In the PDF export, the label moves into the margin area. Flexbox baseline alignment ensures it sits exactly on the baseline of the first content line. A fine vertical line separates label and content:

@media print {
    .admonitionblock table tbody tr {
        display: flex;
        align-items: baseline;
    }

    .admonitionblock td.content {
        order: 1;
        flex: 0 0 4in;
    }

    .admonitionblock td.icon {
        order: 2;
        margin-left: calc(0.25in + 1px);
    }
}

Block quotes: Typographic attribution

Block quotes in the Tufte style use the same font size as the body text. They forgo enlarged text and elaborate borders. The attribution appears below the quote, with the author in the default color and the source in italics with a muted gray:

blockquote p,
.quoteblock blockquote,
.quoteblock p {
    font-size: 1rem;
    font-style: italic;
}

.quoteblock .attribution,
.verseblock .attribution {
    font-size: 0.85rem;
    color: var(--ads-color);        /* Author: default color */
}

.quoteblock .attribution cite,
.verseblock .attribution cite {
    display: block;
    font-style: italic;
    color: var(--ads-comment-color); /* Source: muted gray */
}

Quote blocks and verse blocks share the same styling: same attribution, same colors, same layout.

The CSS hack behind sidenotes

The Tufte style uses a CSS workaround to place footnotes as sidenotes in the margin. This technique uses ::after pseudo-elements with content(text) and negative margins to shift content into the margin area. Unlike the official CSS Paged Media specification for footnotes (which uses float: footnote), this approach has inherent limitations:

  • No automatic overflow handling: If many sidenotes cluster on the same page, they can overflow beyond the page boundary
  • No automatic page break logic: Vivliostyle cannot split sidenotes across pages

Additionally, sidenotes do not alternate between left and right margins. In Tufte’s printed books, sidenotes always appear on the outer page margin: right on right-hand pages, left on left-hand pages. The CSS Paged Media specification includes position: running() for this, but Vivliostyle, the rendering engine for the PDF export in adoc Studio, does not yet support this function. The Tufte style therefore positions sidenotes consistently on the right side.

The style is available as a free download for users who understand these constraints.

Design decision: No cream background

Tufte’s books use a warm cream paper (#fffff8 in tufte-css). For digital use, we deliberately chose pure white: it harmonizes better with different screen settings and avoids conflicts with dark mode.

Try it out

Download the Tufte style and install it by double-clicking the .adocstyle bundle. Open an existing or new document and select the Tufte style in the document settings. The style takes effect immediately in the live preview and is especially suited for the PDF export.

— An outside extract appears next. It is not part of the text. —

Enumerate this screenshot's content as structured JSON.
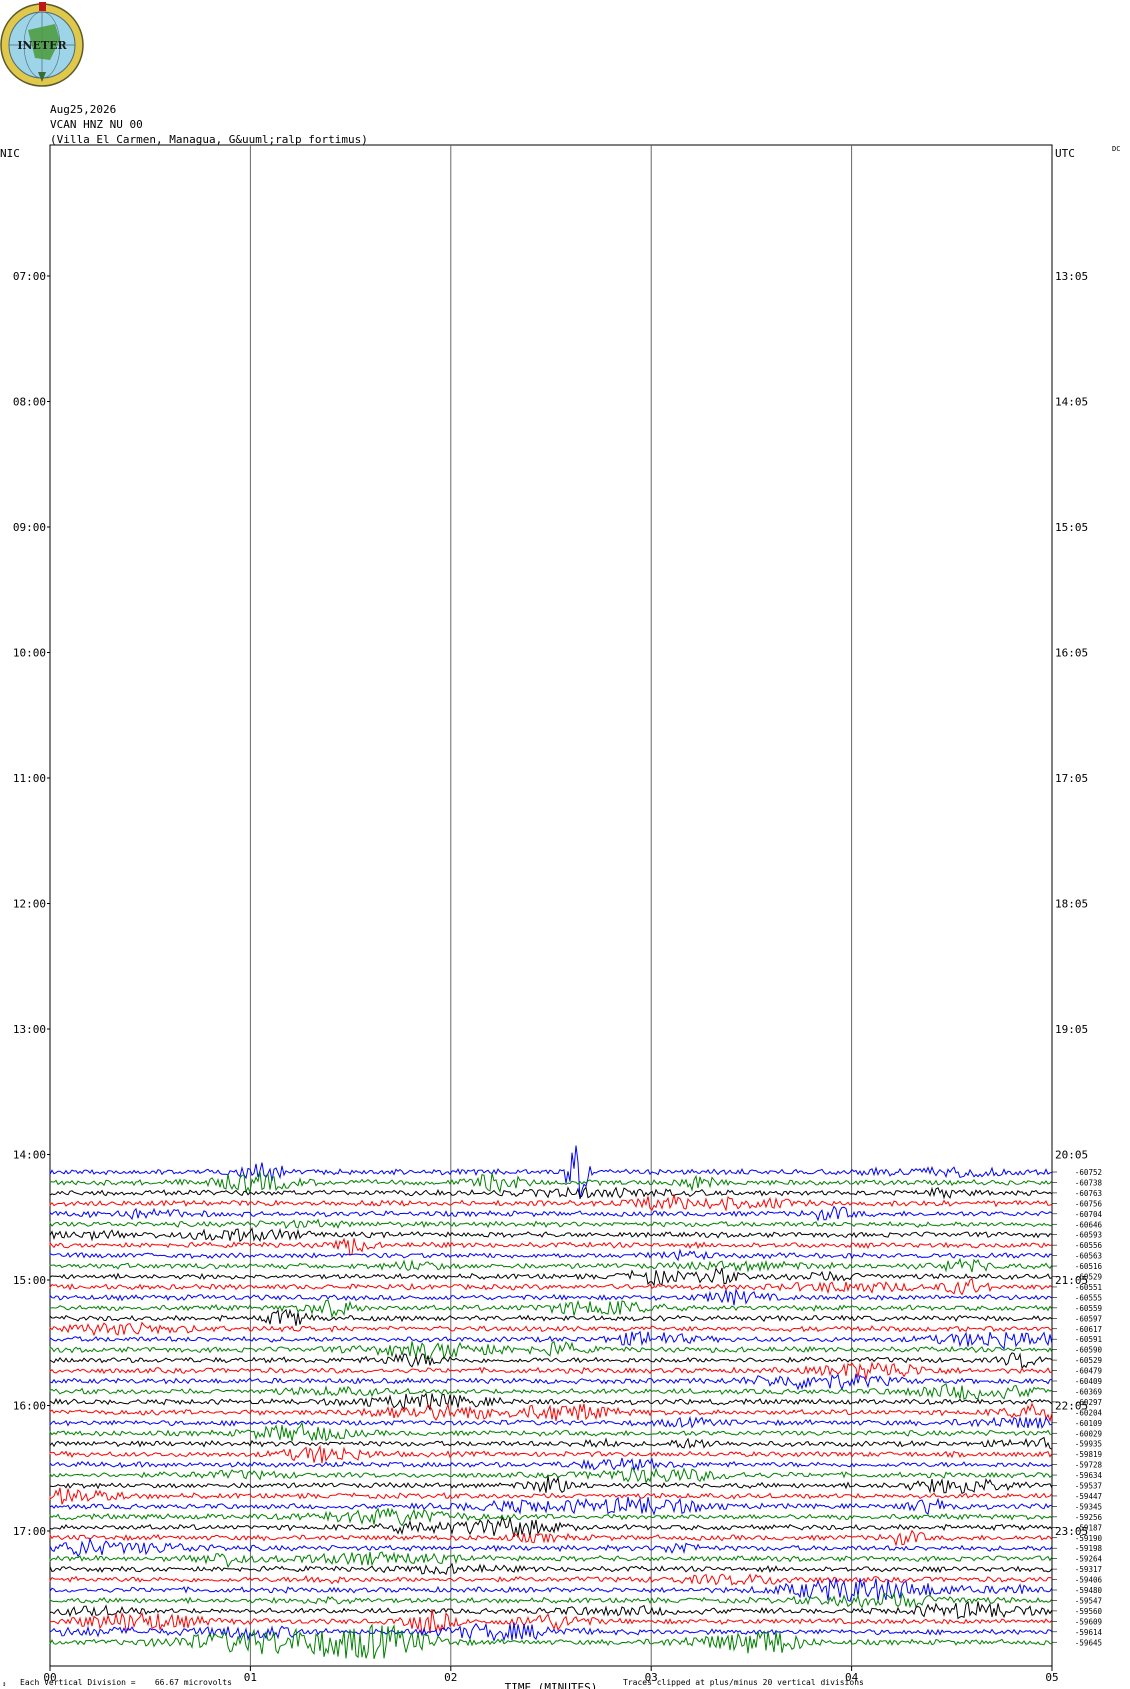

Use AsciiDoc footnotes (footnote:[]) and watch them become elegant sidenotes. Use sidebar blocks for longer marginals without numbering. Insert tables and experience the booktabs effect. Or export a PDF and check the running headers. The Tufte style is especially suited for academic writing and technical documentation.

Keep in mind the sidenote limitations: avoid placing too many footnotes on the same page, and keep individual footnotes concise to prevent overflow in the margin area.


Edward Tufte wrote in The Visual Display of Quantitative Information:

Excellence in statistical graphics consists of complex ideas communicated with clarity, precision, and efficiency.

This is exactly what the Tufte style in adoc Studio aims to deliver: presenting your content with clarity and typographic precision. Without distraction.